Hacker News new | ask | show | jobs
by mtbcoder 4172 days ago
Regarding the spam sites, in your RSS feed, you are publishing your full articles. More than likely, the scraper sites are pulling directly from these feeds, publishing quickly and getting Googlebot to see the content before it hits your site (thus receiving attribution). I would suggest:

1) Summaries only in RSS feeds. 2) Throttle the RSS feed back by several hours so that your latest article is not listed immediately. 3) Upon publishing, immediately link to the article via all of your social media outlets. 4) When internally linking within articles, use full URL paths and not relative. (If the spam sites are directly pulling your content and not cleaning up, you may be able to get a link back to your site from the scraped content.)

When publishing, timing is everything. Just my $0.02 based on my own experiences dealing with spam sites.

On a side note, even though we are in the age of HTML5, I would still suggest sticking with one H1 tag per page, if possible.

1 comments

This sucks.
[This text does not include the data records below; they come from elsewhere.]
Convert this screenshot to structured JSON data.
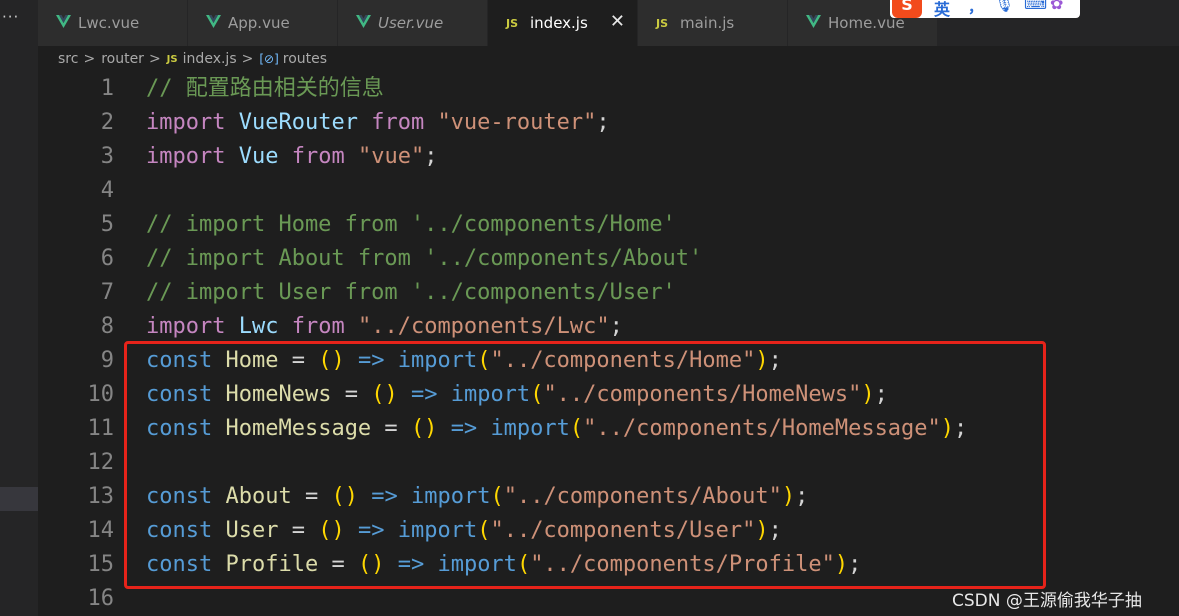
{
  "tabs": [
    {
      "label": "Lwc.vue",
      "icon": "vue-icon",
      "active": false,
      "italic": false
    },
    {
      "label": "App.vue",
      "icon": "vue-icon",
      "active": false,
      "italic": false
    },
    {
      "label": "User.vue",
      "icon": "vue-icon",
      "active": false,
      "italic": true
    },
    {
      "label": "index.js",
      "icon": "js-icon",
      "active": true,
      "italic": false
    },
    {
      "label": "main.js",
      "icon": "js-icon",
      "active": false,
      "italic": false
    },
    {
      "label": "Home.vue",
      "icon": "vue-icon",
      "active": false,
      "italic": false
    }
  ],
  "js_badge": "JS",
  "close_glyph": "✕",
  "more_glyph": "···",
  "ime": {
    "logo": "S",
    "mode": "英",
    "p1": "，",
    "p2": "🎙",
    "p3": "⌨",
    "p4": "✿"
  },
  "breadcrumb": {
    "items": [
      "src",
      "router",
      "index.js",
      "routes"
    ],
    "separator": ">",
    "symbol_icon": "[⊘]"
  },
  "code": {
    "line_numbers": [
      "1",
      "2",
      "3",
      "4",
      "5",
      "6",
      "7",
      "8",
      "9",
      "10",
      "11",
      "12",
      "13",
      "14",
      "15",
      "16"
    ]
  },
  "watermark": "CSDN @王源偷我华子抽",
  "colors": {
    "background": "#1e1e1e",
    "keyword": "#c586c0",
    "string": "#ce9178",
    "comment": "#6a9955",
    "highlight_box": "#e6231a"
  }
}
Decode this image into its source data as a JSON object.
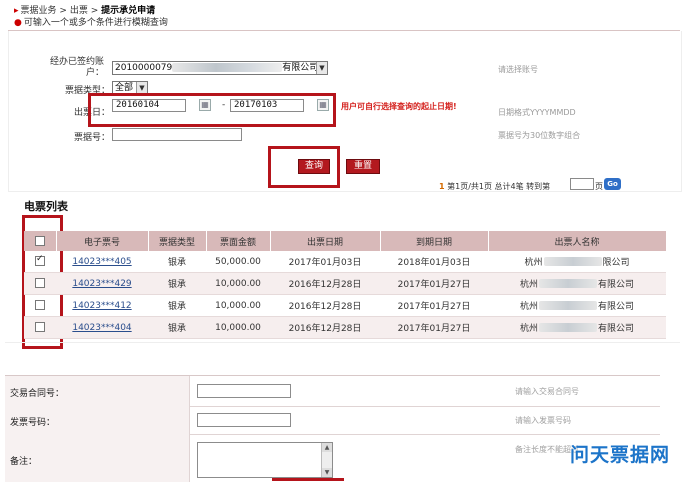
{
  "breadcrumb": {
    "marker": "▸",
    "items": [
      "票据业务",
      "出票"
    ],
    "current": "提示承兑申请",
    "sep": ">"
  },
  "hint": "可输入一个或多个条件进行模糊查询",
  "form": {
    "account_label": "经办已签约账户：",
    "account_value_prefix": "2010000079",
    "account_value_suffix": "有限公司]",
    "account_help": "请选择账号",
    "bill_type_label": "票据类型：",
    "bill_type_value": "全部",
    "issue_date_label": "出票日：",
    "date_from": "20160104",
    "date_to": "20170103",
    "date_dash": "-",
    "date_help": "日期格式YYYYMMDD",
    "bill_no_label": "票据号：",
    "bill_no_value": "",
    "bill_no_help": "票据号为30位数字组合",
    "annotation": "用户可自行选择查询的起止日期!"
  },
  "buttons": {
    "query": "查询",
    "reset": "重置"
  },
  "pager": {
    "current": "1",
    "text": "第1页/共1页  总计4笔  转到第",
    "page_unit": "页",
    "go": "Go"
  },
  "section_title": "电票列表",
  "table": {
    "headers": [
      "",
      "电子票号",
      "票据类型",
      "票面金额",
      "出票日期",
      "到期日期",
      "出票人名称"
    ],
    "rows": [
      {
        "checked": true,
        "no": "14023***405",
        "type": "银承",
        "amount": "50,000.00",
        "issue": "2017年01月03日",
        "due": "2018年01月03日",
        "payee_start": "杭州",
        "payee_end": "限公司"
      },
      {
        "checked": false,
        "no": "14023***429",
        "type": "银承",
        "amount": "10,000.00",
        "issue": "2016年12月28日",
        "due": "2017年01月27日",
        "payee_start": "杭州",
        "payee_end": "有限公司"
      },
      {
        "checked": false,
        "no": "14023***412",
        "type": "银承",
        "amount": "10,000.00",
        "issue": "2016年12月28日",
        "due": "2017年01月27日",
        "payee_start": "杭州",
        "payee_end": "有限公司"
      },
      {
        "checked": false,
        "no": "14023***404",
        "type": "银承",
        "amount": "10,000.00",
        "issue": "2016年12月28日",
        "due": "2017年01月27日",
        "payee_start": "杭州",
        "payee_end": "有限公司"
      }
    ]
  },
  "form2": {
    "contract_label": "交易合同号：",
    "contract_help": "请输入交易合同号",
    "invoice_label": "发票号码：",
    "invoice_help": "请输入发票号码",
    "remark_label": "备注：",
    "remark_help": "备注长度不能超过"
  },
  "watermark": "问天票据网",
  "colors": {
    "accent": "#b3191f",
    "header_bg": "#d8b9b9",
    "annotation": "#d4201c",
    "link": "#2a4d8c",
    "watermark": "#1c74c9"
  }
}
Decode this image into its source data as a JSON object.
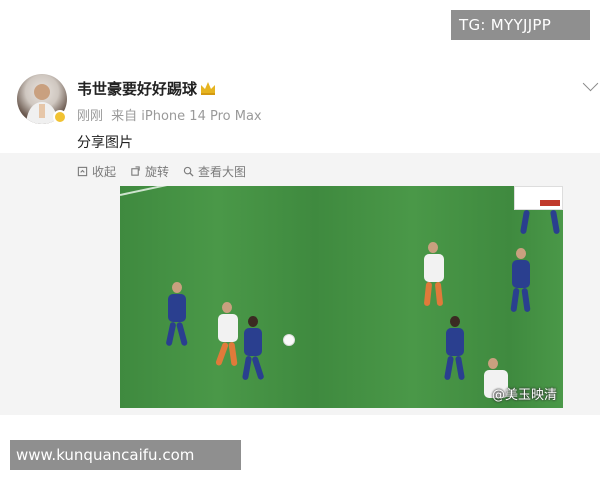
{
  "watermarks": {
    "tg": "TG: MYYJJPP",
    "site": "www.kunquancaifu.com"
  },
  "post": {
    "username": "韦世豪要好好踢球",
    "time": "刚刚",
    "source": "来自 iPhone 14 Pro Max",
    "text": "分享图片",
    "badge_icon": "crown-icon",
    "avatar_badge_icon": "verified-badge-icon"
  },
  "toolbar": {
    "collect": "收起",
    "rotate": "旋转",
    "view_large": "查看大图"
  },
  "image": {
    "overlay_name": "@美玉映清"
  },
  "colors": {
    "username": "#222222",
    "meta": "#9a9a9a",
    "toolbar": "#7a7a7a",
    "watermark_bg": "#8f8f8f",
    "pitch": "#4a9848"
  }
}
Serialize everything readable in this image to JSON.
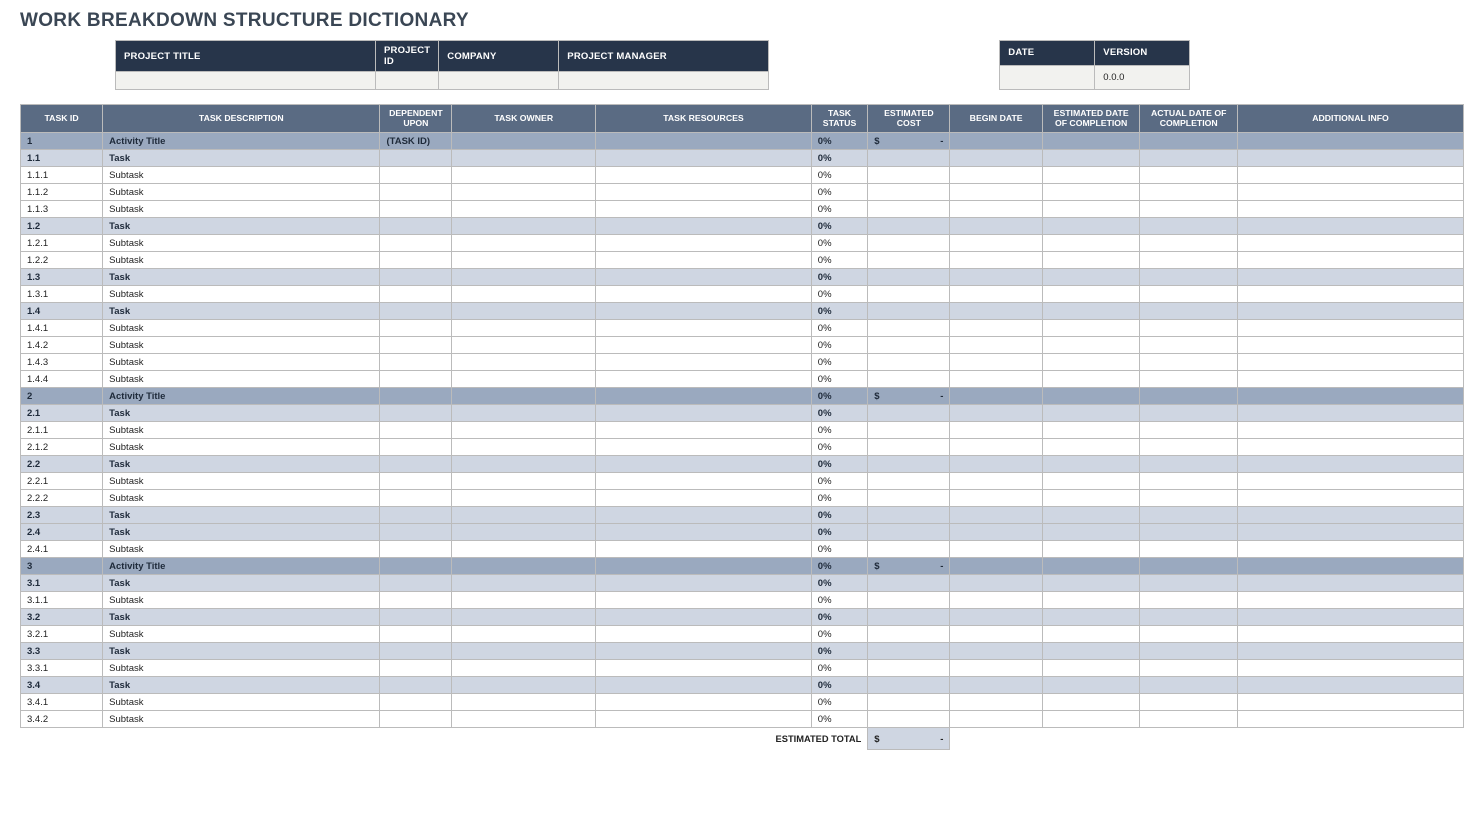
{
  "title": "WORK BREAKDOWN STRUCTURE DICTIONARY",
  "meta_left": {
    "headers": {
      "project_title": "PROJECT TITLE",
      "project_id": "PROJECT ID",
      "company": "COMPANY",
      "project_manager": "PROJECT MANAGER"
    },
    "values": {
      "project_title": "",
      "project_id": "",
      "company": "",
      "project_manager": ""
    }
  },
  "meta_right": {
    "headers": {
      "date": "DATE",
      "version": "VERSION"
    },
    "values": {
      "date": "",
      "version": "0.0.0"
    }
  },
  "columns": {
    "task_id": "TASK ID",
    "task_description": "TASK DESCRIPTION",
    "dependent_upon": "DEPENDENT UPON",
    "task_owner": "TASK OWNER",
    "task_resources": "TASK RESOURCES",
    "task_status": "TASK STATUS",
    "estimated_cost": "ESTIMATED COST",
    "begin_date": "BEGIN DATE",
    "est_date": "ESTIMATED DATE OF COMPLETION",
    "act_date": "ACTUAL DATE OF COMPLETION",
    "additional_info": "ADDITIONAL INFO"
  },
  "rows": [
    {
      "level": "activity",
      "id": "1",
      "desc": "Activity Title",
      "dep": "(TASK ID)",
      "status": "0%",
      "cost_sym": "$",
      "cost_val": "-"
    },
    {
      "level": "task",
      "id": "1.1",
      "desc": "Task",
      "status": "0%"
    },
    {
      "level": "subtask",
      "id": "1.1.1",
      "desc": "Subtask",
      "status": "0%"
    },
    {
      "level": "subtask",
      "id": "1.1.2",
      "desc": "Subtask",
      "status": "0%"
    },
    {
      "level": "subtask",
      "id": "1.1.3",
      "desc": "Subtask",
      "status": "0%"
    },
    {
      "level": "task",
      "id": "1.2",
      "desc": "Task",
      "status": "0%"
    },
    {
      "level": "subtask",
      "id": "1.2.1",
      "desc": "Subtask",
      "status": "0%"
    },
    {
      "level": "subtask",
      "id": "1.2.2",
      "desc": "Subtask",
      "status": "0%"
    },
    {
      "level": "task",
      "id": "1.3",
      "desc": "Task",
      "status": "0%"
    },
    {
      "level": "subtask",
      "id": "1.3.1",
      "desc": "Subtask",
      "status": "0%"
    },
    {
      "level": "task",
      "id": "1.4",
      "desc": "Task",
      "status": "0%"
    },
    {
      "level": "subtask",
      "id": "1.4.1",
      "desc": "Subtask",
      "status": "0%"
    },
    {
      "level": "subtask",
      "id": "1.4.2",
      "desc": "Subtask",
      "status": "0%"
    },
    {
      "level": "subtask",
      "id": "1.4.3",
      "desc": "Subtask",
      "status": "0%"
    },
    {
      "level": "subtask",
      "id": "1.4.4",
      "desc": "Subtask",
      "status": "0%"
    },
    {
      "level": "activity",
      "id": "2",
      "desc": "Activity Title",
      "status": "0%",
      "cost_sym": "$",
      "cost_val": "-"
    },
    {
      "level": "task",
      "id": "2.1",
      "desc": "Task",
      "status": "0%"
    },
    {
      "level": "subtask",
      "id": "2.1.1",
      "desc": "Subtask",
      "status": "0%"
    },
    {
      "level": "subtask",
      "id": "2.1.2",
      "desc": "Subtask",
      "status": "0%"
    },
    {
      "level": "task",
      "id": "2.2",
      "desc": "Task",
      "status": "0%"
    },
    {
      "level": "subtask",
      "id": "2.2.1",
      "desc": "Subtask",
      "status": "0%"
    },
    {
      "level": "subtask",
      "id": "2.2.2",
      "desc": "Subtask",
      "status": "0%"
    },
    {
      "level": "task",
      "id": "2.3",
      "desc": "Task",
      "status": "0%"
    },
    {
      "level": "task",
      "id": "2.4",
      "desc": "Task",
      "status": "0%"
    },
    {
      "level": "subtask",
      "id": "2.4.1",
      "desc": "Subtask",
      "status": "0%"
    },
    {
      "level": "activity",
      "id": "3",
      "desc": "Activity Title",
      "status": "0%",
      "cost_sym": "$",
      "cost_val": "-"
    },
    {
      "level": "task",
      "id": "3.1",
      "desc": "Task",
      "status": "0%"
    },
    {
      "level": "subtask",
      "id": "3.1.1",
      "desc": "Subtask",
      "status": "0%"
    },
    {
      "level": "task",
      "id": "3.2",
      "desc": "Task",
      "status": "0%"
    },
    {
      "level": "subtask",
      "id": "3.2.1",
      "desc": "Subtask",
      "status": "0%"
    },
    {
      "level": "task",
      "id": "3.3",
      "desc": "Task",
      "status": "0%"
    },
    {
      "level": "subtask",
      "id": "3.3.1",
      "desc": "Subtask",
      "status": "0%"
    },
    {
      "level": "task",
      "id": "3.4",
      "desc": "Task",
      "status": "0%"
    },
    {
      "level": "subtask",
      "id": "3.4.1",
      "desc": "Subtask",
      "status": "0%"
    },
    {
      "level": "subtask",
      "id": "3.4.2",
      "desc": "Subtask",
      "status": "0%"
    }
  ],
  "total": {
    "label": "ESTIMATED TOTAL",
    "sym": "$",
    "val": "-"
  }
}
I'm not saying it's not the answer, but the fact that you have to castrate your feed because spam sites can actually get "SEO credit" for your content just sucks. I always loved RSS feeds that published the full text, because I could read whole articles without having to click through.

Semantic web could fix this a little by making it easier to scrape with the <article> tag, but publishing content is exactly what RSS was meant to do.

I wish Google would (if even possible) find a better way to fix this. In the same way that there's an actual argument against single page apps because "they can't be indexed" or "SEO, man." Discoverability shouldn't be holding back progress (in an ideal world, I know). Rather, indexing should adapt to new technology so that we can make a better web that's still discoverable by users.

I agree, but with sites that do not have much authority (aka PageRank), it's difficult to determine attribution when scraped content is coming online just as quickly as an original post. Googlebot will generally hit a site several times a day, but if it's hitting the spammer's site first or if the spammer site has more authority, it's a long uphill climb to get things turned around.

I should also point out that this is just one thing to consider amongst the other points already made by others.

I must admit, I'm not desperate enough for new readers to hamstring my own publishing to my existing readers - so summary RSS feed is out for me.

I'd consider delaying RSS publication but that's actually very awkward as it's an Octopress website (i.e. created and pushed as a set of static pages, including things like the rss feed).